Operations Research is hot at IBM

IBM announced today that it is forming a new consulting group for business analytics and optimization, called Business Analytics and Optimization Services.  With 4000 people, this is a pretty serious operation!  You can check out the news release and the Business Week coverage.   I’ll pass over the fact that IBM doesn’t use the phrase “operations research” in this announcement, and note that this group combines its consulting arm (formed with the acquisition of PricewaterhouseCoopers a few years back) with the strengths in research (in Watson and other places), two groups with world-leading operations research skills.  From the press release:

Working with more than 4,000 consultants dedicated to this effort will be experts from IBM Research’s world renowned laboratories with more than 200 mathematicians and advanced analytics experts. The company also made significant investments in Services Research for the past 10 years to build technologies and intellectual property that optimize new services offerings — all culminating in this new consulting practice in support of IBM’s Smarter Planet strategy, which recognizes the need for improved business insight.

I did work with PwC before it was acquired, and continued for a period after they became part of IBM. There was a large group of people who really got operations research, and we did some great work for the Internal Revenue Service and the US Postal Service. I am excited that IBM sees the value of operations research (OK, business analytics and optimization) sufficiently to put together such a large group.

This move is very much in keeping with IBMs previous acquisition of ILOG. From the Business Week article:

The consulting business may drive sales for a lot of IBM’s own technologies, as well. The company has built up a strong position in business analytics software in recent years, partly through acquisitions. In 2007 it paid $5 billion for Canada’s Cognos, a leader in business intelligence. Last year, IBM broke into business-process optimization with a $340 million acquisition of ILOG, a French company.

This is an exciting move, and I think it will have a significant effect on how the sort of mathematics we do is used in industry.

Added 3:15PM ET, April 14. Be sure to check out the IBM site for the new initiative. With people like Brenda Dietrich and Bill Pulleyblank involved, I think it is safe to assume that operations research is going to have a big role.

{ 2 } Comments

  1. Jack Mason | April 14, 2009 at 8:30 pm | Permalink

    Michael:

    Delighted to see that you heard about our new business analytics consulting group. And would like to hear more about how operations research fits into the picture.
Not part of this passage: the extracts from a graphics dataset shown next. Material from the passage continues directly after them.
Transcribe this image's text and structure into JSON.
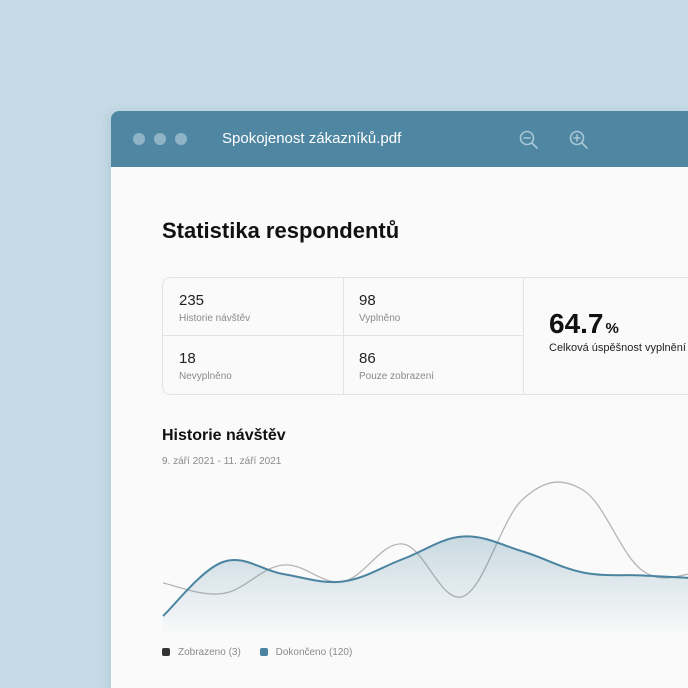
{
  "window": {
    "title": "Spokojenost zákazníků.pdf",
    "titlebar_color": "#4f87a3",
    "icons": [
      "zoom-out-icon",
      "zoom-in-icon"
    ]
  },
  "heading": "Statistika respondentů",
  "stats": {
    "cells": [
      {
        "value": "235",
        "label": "Historie návštěv"
      },
      {
        "value": "98",
        "label": "Vyplněno"
      },
      {
        "value": "18",
        "label": "Nevyplněno"
      },
      {
        "value": "86",
        "label": "Pouze zobrazení"
      }
    ],
    "big": {
      "value": "64.7",
      "unit": "%",
      "label": "Celková úspěšnost vyplnění"
    }
  },
  "visits": {
    "title": "Historie návštěv",
    "date_range": "9. září 2021 - 11. září 2021"
  },
  "chart_data": {
    "type": "line",
    "x": [
      0,
      1,
      2,
      3,
      4,
      5,
      6,
      7,
      8,
      9,
      10,
      11
    ],
    "series": [
      {
        "name": "Zobrazeno (3)",
        "color": "#b5b5b5",
        "values": [
          22,
          15,
          34,
          23,
          48,
          13,
          78,
          84,
          30,
          29,
          29,
          30
        ]
      },
      {
        "name": "Dokončeno (120)",
        "color": "#4a84a1",
        "values": [
          0,
          36,
          28,
          23,
          38,
          53,
          43,
          29,
          27,
          25,
          24,
          23
        ]
      }
    ],
    "ylim": [
      0,
      100
    ],
    "grid": false,
    "legend": "bottom-left",
    "area_fill": "Dokončeno (120)"
  },
  "legend": [
    {
      "label": "Zobrazeno (3)",
      "color": "#333333"
    },
    {
      "label": "Dokončeno (120)",
      "color": "#4a84a1"
    }
  ]
}
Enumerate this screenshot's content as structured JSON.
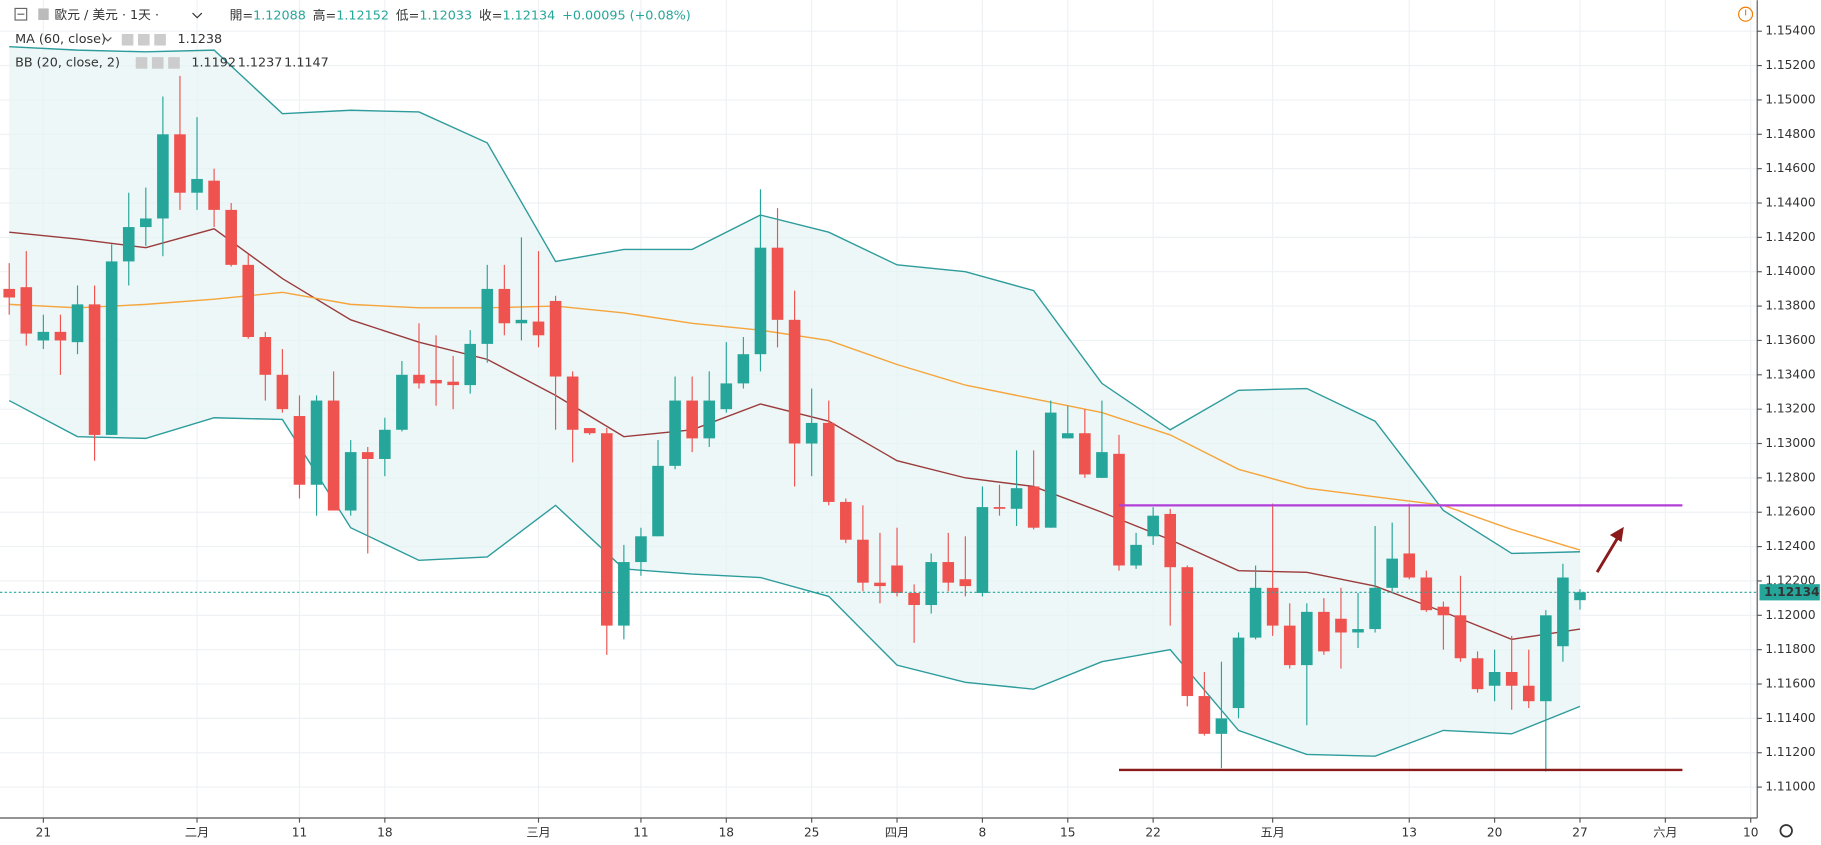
{
  "header": {
    "symbol": "歐元 / 美元 · 1天 ·",
    "open_label": "開=",
    "high_label": "高=",
    "low_label": "低=",
    "close_label": "收=",
    "change": "+0.00095 (+0.08%)"
  },
  "chart_data": {
    "type": "candlestick",
    "xlim": [
      -0.54,
      102.38
    ],
    "ylim": [
      1.1082,
      1.1558
    ],
    "yticks": [
      {
        "value": 1.11,
        "label": "1.11000"
      },
      {
        "value": 1.112,
        "label": "1.11200"
      },
      {
        "value": 1.114,
        "label": "1.11400"
      },
      {
        "value": 1.116,
        "label": "1.11600"
      },
      {
        "value": 1.118,
        "label": "1.11800"
      },
      {
        "value": 1.12,
        "label": "1.12000"
      },
      {
        "value": 1.122,
        "label": "1.12200"
      },
      {
        "value": 1.124,
        "label": "1.12400"
      },
      {
        "value": 1.126,
        "label": "1.12600"
      },
      {
        "value": 1.128,
        "label": "1.12800"
      },
      {
        "value": 1.13,
        "label": "1.13000"
      },
      {
        "value": 1.132,
        "label": "1.13200"
      },
      {
        "value": 1.134,
        "label": "1.13400"
      },
      {
        "value": 1.136,
        "label": "1.13600"
      },
      {
        "value": 1.138,
        "label": "1.13800"
      },
      {
        "value": 1.14,
        "label": "1.14000"
      },
      {
        "value": 1.142,
        "label": "1.14200"
      },
      {
        "value": 1.144,
        "label": "1.14400"
      },
      {
        "value": 1.146,
        "label": "1.14600"
      },
      {
        "value": 1.148,
        "label": "1.14800"
      },
      {
        "value": 1.15,
        "label": "1.15000"
      },
      {
        "value": 1.152,
        "label": "1.15200"
      },
      {
        "value": 1.154,
        "label": "1.15400"
      }
    ],
    "xticks": [
      {
        "value": 2,
        "label": "21"
      },
      {
        "value": 11,
        "label": "二月"
      },
      {
        "value": 17,
        "label": "11"
      },
      {
        "value": 22,
        "label": "18"
      },
      {
        "value": 31,
        "label": "三月"
      },
      {
        "value": 37,
        "label": "11"
      },
      {
        "value": 42,
        "label": "18"
      },
      {
        "value": 47,
        "label": "25"
      },
      {
        "value": 52,
        "label": "四月"
      },
      {
        "value": 57,
        "label": "8"
      },
      {
        "value": 62,
        "label": "15"
      },
      {
        "value": 67,
        "label": "22"
      },
      {
        "value": 74,
        "label": "五月"
      },
      {
        "value": 82,
        "label": "13"
      },
      {
        "value": 87,
        "label": "20"
      },
      {
        "value": 92,
        "label": "27"
      },
      {
        "value": 97,
        "label": "六月"
      },
      {
        "value": 102,
        "label": "10"
      }
    ],
    "up_color": "#26a69a",
    "down_color": "#ef5350",
    "grid": true,
    "candles": [
      {
        "open": 1.139,
        "high": 1.1405,
        "low": 1.1375,
        "close": 1.1385
      },
      {
        "open": 1.1391,
        "high": 1.1412,
        "low": 1.1357,
        "close": 1.1364
      },
      {
        "open": 1.136,
        "high": 1.1375,
        "low": 1.1355,
        "close": 1.1365
      },
      {
        "open": 1.1365,
        "high": 1.1375,
        "low": 1.134,
        "close": 1.136
      },
      {
        "open": 1.1359,
        "high": 1.1392,
        "low": 1.1352,
        "close": 1.1381
      },
      {
        "open": 1.1381,
        "high": 1.1392,
        "low": 1.129,
        "close": 1.1305
      },
      {
        "open": 1.1305,
        "high": 1.1416,
        "low": 1.1305,
        "close": 1.1406
      },
      {
        "open": 1.1406,
        "high": 1.1446,
        "low": 1.1392,
        "close": 1.1426
      },
      {
        "open": 1.1426,
        "high": 1.1449,
        "low": 1.1415,
        "close": 1.1431
      },
      {
        "open": 1.1431,
        "high": 1.1502,
        "low": 1.1409,
        "close": 1.148
      },
      {
        "open": 1.148,
        "high": 1.1514,
        "low": 1.1436,
        "close": 1.1446
      },
      {
        "open": 1.1446,
        "high": 1.149,
        "low": 1.1436,
        "close": 1.1454
      },
      {
        "open": 1.1453,
        "high": 1.146,
        "low": 1.1426,
        "close": 1.1436
      },
      {
        "open": 1.1436,
        "high": 1.144,
        "low": 1.1403,
        "close": 1.1404
      },
      {
        "open": 1.1404,
        "high": 1.141,
        "low": 1.1361,
        "close": 1.1362
      },
      {
        "open": 1.1362,
        "high": 1.1365,
        "low": 1.1325,
        "close": 1.134
      },
      {
        "open": 1.134,
        "high": 1.1355,
        "low": 1.1318,
        "close": 1.132
      },
      {
        "open": 1.1316,
        "high": 1.1328,
        "low": 1.1268,
        "close": 1.1276
      },
      {
        "open": 1.1276,
        "high": 1.1328,
        "low": 1.1258,
        "close": 1.1325
      },
      {
        "open": 1.1325,
        "high": 1.1342,
        "low": 1.1261,
        "close": 1.1261
      },
      {
        "open": 1.1261,
        "high": 1.1302,
        "low": 1.1258,
        "close": 1.1295
      },
      {
        "open": 1.1295,
        "high": 1.1298,
        "low": 1.1236,
        "close": 1.1291
      },
      {
        "open": 1.1291,
        "high": 1.1315,
        "low": 1.1281,
        "close": 1.1308
      },
      {
        "open": 1.1308,
        "high": 1.1348,
        "low": 1.1307,
        "close": 1.134
      },
      {
        "open": 1.134,
        "high": 1.137,
        "low": 1.1332,
        "close": 1.1335
      },
      {
        "open": 1.1337,
        "high": 1.1363,
        "low": 1.1322,
        "close": 1.1335
      },
      {
        "open": 1.1336,
        "high": 1.1351,
        "low": 1.132,
        "close": 1.1334
      },
      {
        "open": 1.1334,
        "high": 1.1366,
        "low": 1.1329,
        "close": 1.1358
      },
      {
        "open": 1.1358,
        "high": 1.1404,
        "low": 1.1347,
        "close": 1.139
      },
      {
        "open": 1.139,
        "high": 1.1404,
        "low": 1.1363,
        "close": 1.137
      },
      {
        "open": 1.137,
        "high": 1.142,
        "low": 1.136,
        "close": 1.1372
      },
      {
        "open": 1.1371,
        "high": 1.1412,
        "low": 1.1356,
        "close": 1.1363
      },
      {
        "open": 1.1383,
        "high": 1.1386,
        "low": 1.1308,
        "close": 1.1339
      },
      {
        "open": 1.1339,
        "high": 1.1342,
        "low": 1.1289,
        "close": 1.1308
      },
      {
        "open": 1.1309,
        "high": 1.1309,
        "low": 1.1305,
        "close": 1.1306
      },
      {
        "open": 1.1306,
        "high": 1.1309,
        "low": 1.1177,
        "close": 1.1194
      },
      {
        "open": 1.1194,
        "high": 1.1241,
        "low": 1.1186,
        "close": 1.1231
      },
      {
        "open": 1.1231,
        "high": 1.1251,
        "low": 1.1223,
        "close": 1.1246
      },
      {
        "open": 1.1246,
        "high": 1.1302,
        "low": 1.1246,
        "close": 1.1287
      },
      {
        "open": 1.1287,
        "high": 1.1339,
        "low": 1.1285,
        "close": 1.1325
      },
      {
        "open": 1.1325,
        "high": 1.1339,
        "low": 1.1295,
        "close": 1.1303
      },
      {
        "open": 1.1303,
        "high": 1.1342,
        "low": 1.1298,
        "close": 1.1325
      },
      {
        "open": 1.132,
        "high": 1.1359,
        "low": 1.1318,
        "close": 1.1335
      },
      {
        "open": 1.1335,
        "high": 1.1362,
        "low": 1.1332,
        "close": 1.1352
      },
      {
        "open": 1.1352,
        "high": 1.1448,
        "low": 1.1342,
        "close": 1.1414
      },
      {
        "open": 1.1414,
        "high": 1.1437,
        "low": 1.1356,
        "close": 1.1372
      },
      {
        "open": 1.1372,
        "high": 1.1389,
        "low": 1.1275,
        "close": 1.13
      },
      {
        "open": 1.13,
        "high": 1.1332,
        "low": 1.1281,
        "close": 1.1312
      },
      {
        "open": 1.1312,
        "high": 1.1325,
        "low": 1.1264,
        "close": 1.1266
      },
      {
        "open": 1.1266,
        "high": 1.1268,
        "low": 1.1242,
        "close": 1.1244
      },
      {
        "open": 1.1244,
        "high": 1.1264,
        "low": 1.1214,
        "close": 1.1219
      },
      {
        "open": 1.1219,
        "high": 1.1248,
        "low": 1.1207,
        "close": 1.1217
      },
      {
        "open": 1.1229,
        "high": 1.1251,
        "low": 1.1211,
        "close": 1.1213
      },
      {
        "open": 1.1213,
        "high": 1.1218,
        "low": 1.1184,
        "close": 1.1206
      },
      {
        "open": 1.1206,
        "high": 1.1236,
        "low": 1.1201,
        "close": 1.1231
      },
      {
        "open": 1.1231,
        "high": 1.1248,
        "low": 1.1214,
        "close": 1.1219
      },
      {
        "open": 1.1221,
        "high": 1.1246,
        "low": 1.1211,
        "close": 1.1217
      },
      {
        "open": 1.1213,
        "high": 1.1275,
        "low": 1.1211,
        "close": 1.1263
      },
      {
        "open": 1.1263,
        "high": 1.1276,
        "low": 1.1258,
        "close": 1.1262
      },
      {
        "open": 1.1262,
        "high": 1.1296,
        "low": 1.1252,
        "close": 1.1274
      },
      {
        "open": 1.1275,
        "high": 1.1296,
        "low": 1.125,
        "close": 1.1251
      },
      {
        "open": 1.1251,
        "high": 1.1325,
        "low": 1.1251,
        "close": 1.1318
      },
      {
        "open": 1.1303,
        "high": 1.1322,
        "low": 1.1303,
        "close": 1.1306
      },
      {
        "open": 1.1306,
        "high": 1.132,
        "low": 1.128,
        "close": 1.1282
      },
      {
        "open": 1.128,
        "high": 1.1325,
        "low": 1.128,
        "close": 1.1295
      },
      {
        "open": 1.1294,
        "high": 1.1305,
        "low": 1.1226,
        "close": 1.1229
      },
      {
        "open": 1.1229,
        "high": 1.1248,
        "low": 1.1227,
        "close": 1.1241
      },
      {
        "open": 1.1246,
        "high": 1.1263,
        "low": 1.1241,
        "close": 1.1258
      },
      {
        "open": 1.1259,
        "high": 1.1262,
        "low": 1.1194,
        "close": 1.1228
      },
      {
        "open": 1.1228,
        "high": 1.1229,
        "low": 1.1147,
        "close": 1.1153
      },
      {
        "open": 1.1153,
        "high": 1.1167,
        "low": 1.113,
        "close": 1.1131
      },
      {
        "open": 1.1131,
        "high": 1.1173,
        "low": 1.1111,
        "close": 1.114
      },
      {
        "open": 1.1146,
        "high": 1.119,
        "low": 1.114,
        "close": 1.1187
      },
      {
        "open": 1.1187,
        "high": 1.1229,
        "low": 1.1186,
        "close": 1.1216
      },
      {
        "open": 1.1216,
        "high": 1.1265,
        "low": 1.1188,
        "close": 1.1194
      },
      {
        "open": 1.1194,
        "high": 1.1207,
        "low": 1.1169,
        "close": 1.1171
      },
      {
        "open": 1.1171,
        "high": 1.1207,
        "low": 1.1136,
        "close": 1.1202
      },
      {
        "open": 1.1202,
        "high": 1.121,
        "low": 1.1177,
        "close": 1.1179
      },
      {
        "open": 1.1198,
        "high": 1.1216,
        "low": 1.1169,
        "close": 1.119
      },
      {
        "open": 1.119,
        "high": 1.1213,
        "low": 1.1181,
        "close": 1.1192
      },
      {
        "open": 1.1192,
        "high": 1.1252,
        "low": 1.119,
        "close": 1.1216
      },
      {
        "open": 1.1216,
        "high": 1.1254,
        "low": 1.1214,
        "close": 1.1233
      },
      {
        "open": 1.1236,
        "high": 1.1265,
        "low": 1.1221,
        "close": 1.1222
      },
      {
        "open": 1.1222,
        "high": 1.1226,
        "low": 1.1202,
        "close": 1.1203
      },
      {
        "open": 1.1205,
        "high": 1.1208,
        "low": 1.118,
        "close": 1.12
      },
      {
        "open": 1.12,
        "high": 1.1223,
        "low": 1.1173,
        "close": 1.1175
      },
      {
        "open": 1.1175,
        "high": 1.1179,
        "low": 1.1155,
        "close": 1.1157
      },
      {
        "open": 1.1159,
        "high": 1.118,
        "low": 1.115,
        "close": 1.1167
      },
      {
        "open": 1.1167,
        "high": 1.1188,
        "low": 1.1145,
        "close": 1.1159
      },
      {
        "open": 1.1159,
        "high": 1.118,
        "low": 1.1146,
        "close": 1.115
      },
      {
        "open": 1.115,
        "high": 1.1203,
        "low": 1.1109,
        "close": 1.12
      },
      {
        "open": 1.1182,
        "high": 1.123,
        "low": 1.1173,
        "close": 1.1222
      },
      {
        "open": 1.12088,
        "high": 1.12152,
        "low": 1.12033,
        "close": 1.12134
      }
    ],
    "indicators": [
      {
        "name": "MA (60, close)",
        "color": "#f5a53b",
        "x": [
          0,
          4,
          8,
          12,
          16,
          20,
          24,
          28,
          32,
          36,
          40,
          44,
          48,
          52,
          56,
          60,
          64,
          68,
          72,
          76,
          80,
          84,
          88,
          92
        ],
        "values": [
          1.1381,
          1.1379,
          1.1381,
          1.1384,
          1.1388,
          1.1381,
          1.1379,
          1.1379,
          1.138,
          1.1376,
          1.137,
          1.1366,
          1.136,
          1.1346,
          1.1334,
          1.1326,
          1.1318,
          1.1305,
          1.1285,
          1.1274,
          1.1269,
          1.1264,
          1.125,
          1.1238
        ]
      }
    ],
    "bollinger": {
      "name": "BB (20, close, 2)",
      "fill": "#e6f3f3",
      "x": [
        0,
        4,
        8,
        12,
        16,
        20,
        24,
        28,
        32,
        36,
        40,
        44,
        48,
        52,
        56,
        60,
        64,
        68,
        72,
        76,
        80,
        84,
        88,
        92
      ],
      "middle": {
        "color": "#9b3b3b",
        "values": [
          1.1423,
          1.1419,
          1.1414,
          1.1425,
          1.1396,
          1.1372,
          1.1359,
          1.1349,
          1.1328,
          1.1304,
          1.1308,
          1.1323,
          1.1313,
          1.129,
          1.128,
          1.1275,
          1.126,
          1.1244,
          1.1226,
          1.1225,
          1.1217,
          1.1202,
          1.1186,
          1.1192
        ]
      },
      "upper": {
        "color": "#2e9c9c",
        "values": [
          1.1531,
          1.1529,
          1.1528,
          1.1529,
          1.1492,
          1.1494,
          1.1493,
          1.1475,
          1.1406,
          1.1413,
          1.1413,
          1.1433,
          1.1423,
          1.1404,
          1.14,
          1.1389,
          1.1335,
          1.1308,
          1.1331,
          1.1332,
          1.1313,
          1.1261,
          1.1236,
          1.1237
        ]
      },
      "lower": {
        "color": "#2e9c9c",
        "values": [
          1.1325,
          1.1304,
          1.1303,
          1.1315,
          1.1314,
          1.1251,
          1.1232,
          1.1234,
          1.1264,
          1.1227,
          1.1224,
          1.1222,
          1.1211,
          1.1171,
          1.1161,
          1.1157,
          1.1173,
          1.118,
          1.1133,
          1.1119,
          1.1118,
          1.1133,
          1.1131,
          1.1147
        ]
      }
    },
    "levels": [
      {
        "value": 1.1264,
        "from": 65,
        "to": 98,
        "color": "#b23fd8"
      },
      {
        "value": 1.111,
        "from": 65,
        "to": 98,
        "color": "#8b1a1a"
      }
    ]
  }
}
    I’m helping to lead some of the social media work around Smarter Planet and the “new intelligence” that next generation analytics will make possible.

    We also have a great CMU connection, with Mario Berges, a PhD student in civil engineering, working on the Sensor Andrew project for smarter buildings, who has put together the Spanish-language satellite of the Smarter Planet on Tumblr project

    http://planetainteligente.tumblr.com/

  2. Larry (IEOR Tools) | April 16, 2009 at 10:17 am | Permalink

    Relating back to a previous topic on naming it seems that “analytics” is definitely the preferred choice in the science of decision making and optimization. I just got back from a conference concerning optimization techniques with banking and credit collections. Analytics was definitely the most common word used to describe optimization techniques.

    On top of that it is great to see IBM actively using Operations Research as a vision and a mission for support and services.